As falas da descontinuidade
parecem preferir a instabilidade dos paradoxos, para vislumbrar as quimeras da
insensatez. A improvável fala de aparente sem nexo qualifica interseção com o
transbordar desses instantes de perdição e encontro. Insanidade ao olhar
classificador do alienista. Estética provisória a se instaurar no início
sem-fim das conversações com o exagero de si mesma. Ao ensimesmar-se a
singularidade se desconcerta para ser exceção.
A farmácia interior também se
qualifica nos ensaios do viajante. Distorção a perder de vista na relação com
suas anterioridades. Fenômenos de extravagância ao compartilhar da terapia.
Pessoas atormentadas por fantasmas indescritíveis podem enfraquecer seus
temores e inseguranças, na compreensão desses vislumbres de razão alterada.

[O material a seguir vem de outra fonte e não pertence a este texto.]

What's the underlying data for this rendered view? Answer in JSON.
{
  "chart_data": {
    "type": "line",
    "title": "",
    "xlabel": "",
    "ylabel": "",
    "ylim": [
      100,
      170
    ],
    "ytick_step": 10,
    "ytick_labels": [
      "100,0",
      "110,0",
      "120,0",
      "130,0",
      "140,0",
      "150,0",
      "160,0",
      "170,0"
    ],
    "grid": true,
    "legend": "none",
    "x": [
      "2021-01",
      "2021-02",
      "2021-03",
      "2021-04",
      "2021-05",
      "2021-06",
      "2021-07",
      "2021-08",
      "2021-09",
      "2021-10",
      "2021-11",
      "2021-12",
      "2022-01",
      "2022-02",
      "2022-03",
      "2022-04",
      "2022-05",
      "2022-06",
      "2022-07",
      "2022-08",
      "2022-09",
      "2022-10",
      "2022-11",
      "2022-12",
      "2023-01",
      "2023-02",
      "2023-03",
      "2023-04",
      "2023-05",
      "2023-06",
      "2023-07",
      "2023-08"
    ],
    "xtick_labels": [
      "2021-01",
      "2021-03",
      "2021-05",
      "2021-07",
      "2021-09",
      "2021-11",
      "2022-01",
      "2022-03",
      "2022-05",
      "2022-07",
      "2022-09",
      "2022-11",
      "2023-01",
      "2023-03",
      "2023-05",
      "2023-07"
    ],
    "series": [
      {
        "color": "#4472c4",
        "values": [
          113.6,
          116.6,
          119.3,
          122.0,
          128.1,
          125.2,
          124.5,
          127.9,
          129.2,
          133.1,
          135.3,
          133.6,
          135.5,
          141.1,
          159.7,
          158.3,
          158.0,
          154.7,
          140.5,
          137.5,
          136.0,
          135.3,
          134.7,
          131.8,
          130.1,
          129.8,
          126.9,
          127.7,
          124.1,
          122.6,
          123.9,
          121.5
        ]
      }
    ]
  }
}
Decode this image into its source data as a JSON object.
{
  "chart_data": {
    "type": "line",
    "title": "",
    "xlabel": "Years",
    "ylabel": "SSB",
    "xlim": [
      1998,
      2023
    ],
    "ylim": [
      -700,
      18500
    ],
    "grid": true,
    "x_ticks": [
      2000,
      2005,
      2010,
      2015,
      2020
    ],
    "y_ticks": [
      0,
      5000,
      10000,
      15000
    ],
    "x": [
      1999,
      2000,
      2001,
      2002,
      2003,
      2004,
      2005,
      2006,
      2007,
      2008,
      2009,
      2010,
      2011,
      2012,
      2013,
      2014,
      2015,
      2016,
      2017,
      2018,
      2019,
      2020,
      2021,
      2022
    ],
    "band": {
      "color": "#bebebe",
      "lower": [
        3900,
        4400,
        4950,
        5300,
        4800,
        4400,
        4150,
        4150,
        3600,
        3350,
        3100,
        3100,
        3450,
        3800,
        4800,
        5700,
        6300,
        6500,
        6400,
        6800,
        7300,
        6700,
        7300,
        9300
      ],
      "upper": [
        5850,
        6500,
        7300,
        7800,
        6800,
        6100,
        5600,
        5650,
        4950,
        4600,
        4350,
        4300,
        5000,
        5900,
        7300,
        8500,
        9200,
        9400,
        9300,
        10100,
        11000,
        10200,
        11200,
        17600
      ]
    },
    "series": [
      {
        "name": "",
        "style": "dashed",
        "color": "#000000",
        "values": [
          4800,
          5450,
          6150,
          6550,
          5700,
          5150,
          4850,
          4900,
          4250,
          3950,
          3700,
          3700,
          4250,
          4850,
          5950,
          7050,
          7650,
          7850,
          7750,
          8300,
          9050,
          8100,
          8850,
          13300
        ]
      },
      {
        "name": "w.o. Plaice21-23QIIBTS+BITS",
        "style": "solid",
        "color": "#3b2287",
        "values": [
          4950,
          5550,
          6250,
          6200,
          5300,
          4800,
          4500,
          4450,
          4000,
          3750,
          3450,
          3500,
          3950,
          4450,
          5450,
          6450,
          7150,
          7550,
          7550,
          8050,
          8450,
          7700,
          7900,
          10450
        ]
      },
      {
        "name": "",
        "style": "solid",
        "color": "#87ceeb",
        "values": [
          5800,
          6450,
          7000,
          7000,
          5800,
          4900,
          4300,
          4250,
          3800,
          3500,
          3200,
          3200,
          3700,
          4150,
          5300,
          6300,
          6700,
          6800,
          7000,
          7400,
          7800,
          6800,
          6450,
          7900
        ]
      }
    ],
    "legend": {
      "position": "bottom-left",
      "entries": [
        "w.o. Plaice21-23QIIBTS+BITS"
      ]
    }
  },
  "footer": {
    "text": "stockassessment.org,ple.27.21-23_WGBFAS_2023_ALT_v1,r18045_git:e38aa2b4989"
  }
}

Propõe compartilhar o depois de amanhã ainda inexplicável ao presente. A
história reescrita faz surgir atributos de profecia, até então desconhecidos
para si mesma.
Labirintos excepcionais denunciam
outras verdades, entrevistas na realidade delirante. Inauditos discursos
assopram sentidos divergentes aos ditos de euforia.
Jacques Derrida insinua: “Como o
deserto e a cidade, a floresta, onde formigam os signos amedrontados, diz sem
dúvida o não-lugar e a errância, a ausência de caminhos prescritos, a ereção
solitária da raiz ofuscada, fora do alcance do sol, em direção a um céu que se
esconde. Mas a floresta é também, além da rigidez das linhas, das árvores em
que se agarram às letras enlouquecidas, a madeira que a incisão poética
fere.” (A escritura e a diferença,
2005).
O Filósofo Clínico se faz
cúmplice, em seu papel existencial, na busca de um alívio compartilhado, para o
alvoroço dessas reestreias do sujeito. Embora isso tudo reivindique nomes ou
apelidos, quase sempre permanece como saber obtuso. Poéticas de interrogação
alternam-se na obscuridade das lacunas.
Focos de miragem na investigação
das impermanências. Mutante a surgir como fragilidade bem disfarçada aos
diagnósticos de objeção. A trama significante escolhe o delírio exilado nas
circunstâncias para se fazer ver. Inúmeras incógnitas aguardam tradução em seus
esconderijos. Fonte se originalidades a permanecer dissonância. Talvez a vida
normal seja sua ilusão mais bem acabada.
Nesses percursos pela desmedida
dos segredos, as intencionalidades transitam entremeios de um pretérito-futuro.
Embora o deslize do traço, muitos são os inéditos à deriva. Inacreditáveis
sugestões no esboço das imperfeições.
*Hélio Strassburger in “Filosofia
Clínica – Diálogos com a lógica dos excessos”. Ed. E-papers/RJ. 2009.